То ли дело еще не загаженные наши леса в Подмосковье, где я снимал крохотную веранду на даче! Деревья чисты, как дети, и я бродил среди них, гладя ствол каждой кудрявой березки, отдыхал на пеньках и все подбирал себе коряги для вырезывания фигурок. Этим делом я серьезно увлекся в старости и вырезал себе целый хор: там был и худой тенор в черном цилиндре, и красноносый пьянчуга, и дама с обширной грудью.

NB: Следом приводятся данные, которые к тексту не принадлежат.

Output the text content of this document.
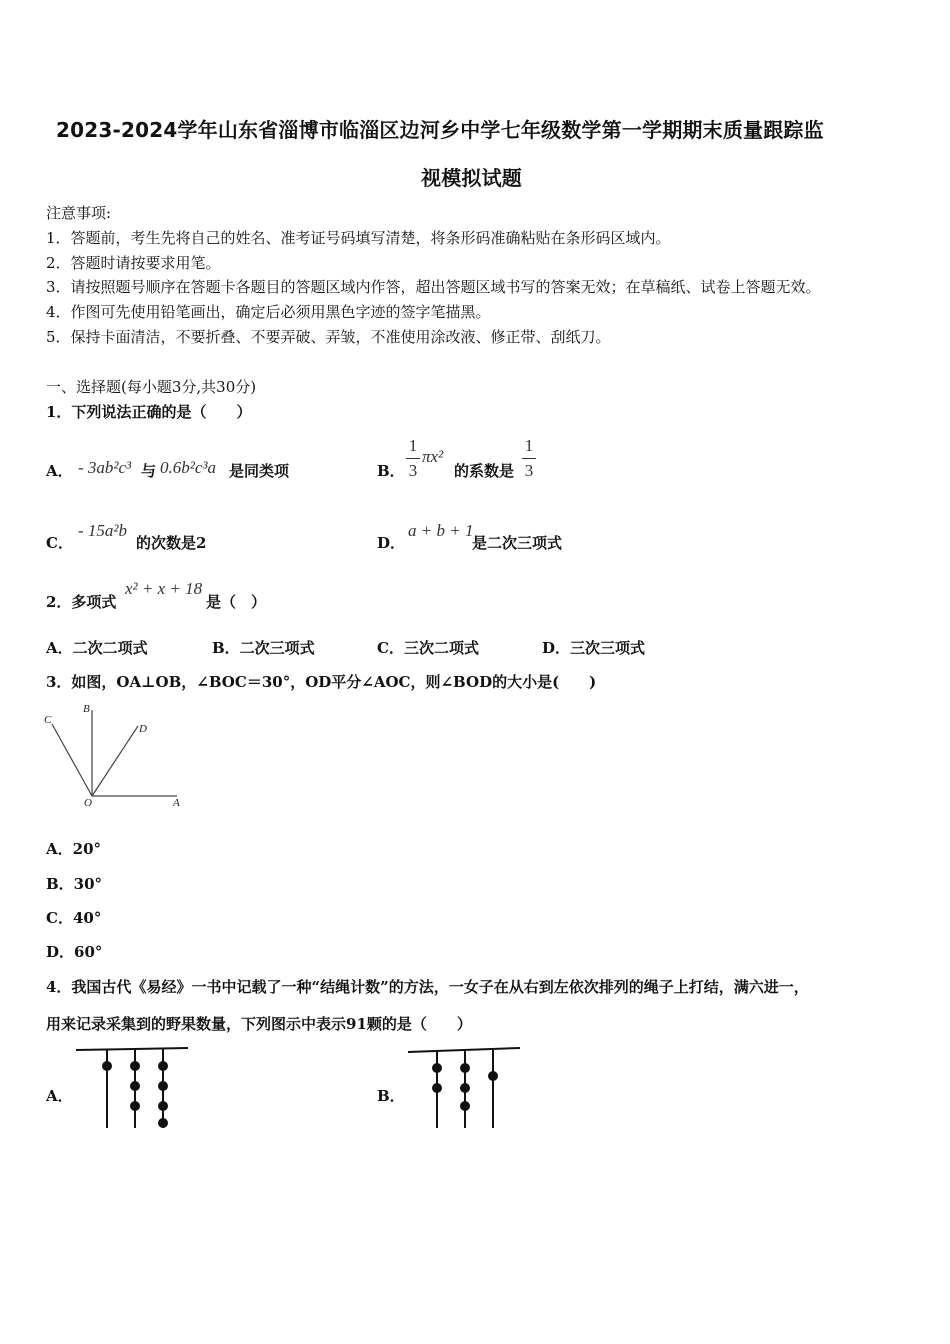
2023-2024学年山东省淄博市临淄区边河乡中学七年级数学第一学期期末质量跟踪监
视模拟试题
注意事项:
1．答题前，考生先将自己的姓名、准考证号码填写清楚，将条形码准确粘贴在条形码区域内。
2．答题时请按要求用笔。
3．请按照题号顺序在答题卡各题目的答题区域内作答，超出答题区域书写的答案无效；在草稿纸、试卷上答题无效。
4．作图可先使用铅笔画出，确定后必须用黑色字迹的签字笔描黑。
5．保持卡面清洁，不要折叠、不要弄破、弄皱，不准使用涂改液、修正带、刮纸刀。
一、选择题(每小题3分,共30分)
1．下列说法正确的是（　　）
A． - 3ab²c³ 与 0.6b²c³a 是同类项	B．
1
3
πx²
的系数是
1
3
C．
- 15a²b
的次数是2	D．
a + b + 1
是二次三项式
2．多项式
x² + x + 18
是（　）
A．二次二项式	B．二次三项式	C．三次二项式	D．三次三项式
3．如图，OA⊥OB，∠BOC＝30°，OD平分∠AOC，则∠BOD的大小是(　　)
C
B
D
O	A
A．20°
B．30°
C．40°
D．60°
4．我国古代《易经》一书中记载了一种“结绳计数”的方法，一女子在从右到左依次排列的绳子上打结，满六进一，
用来记录采集到的野果数量，下列图示中表示91颗的是（　　）
A．	B．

Когда приходили гости (с годами их было все меньше и меньше, противна старость, хотя разные идиоты сюсюкают об обретении мудрости и прочей гадости), я всегда подводил их к своему хору, и они восторгались моим талантом (скорее всего, врали, что еще делать?).

Неказистая деревенька, где я устраивался на лето, размещалась почти рядом с Шереметьево, и что самое удивительное — тишина стояла ангельская, никакого рева моторов в небе, рядом патриархальная речушка Клязьма, и вся эта красота в двадцати пяти минутах езды на автобусе от метро „Речной вокзал“. В ненастную погоду я быстренько собирал рюкзак и мотал домой, там с наслаждением принимал ванну и обзванивал знакомых. Довольно часто летом туда наезжал Сережка, точнее, Сергей Александрович, внучок мой, иногда прямо у реки разбивал палатку. Из сумки-холодильника доставали разные продукты, разжигали „Шмель“ или газовую плитку на баллончике и довольно ловко готовили себе пищу. Потом переходили ко мне на террасу поглядеть телевизор, но спать возвращались в палатку среди одуванчиков — там стояли раскладушки. Когда угасало солнце и слабо дул ветерок, одуванчики чуть наклоняли головки, но пух свой не отдавали. Не знаю почему, но я с детства любил одуванчики, хотя нелепо любить пух, который ветер превращает в ничто. Каким таинственным образом желтые цветки превращались в круглые, пушистые головки белого цвета? Жизнь растений нам, смертным, не познать, можно лишь догадываться, что они переговариваются, улыбаются и возмущаются.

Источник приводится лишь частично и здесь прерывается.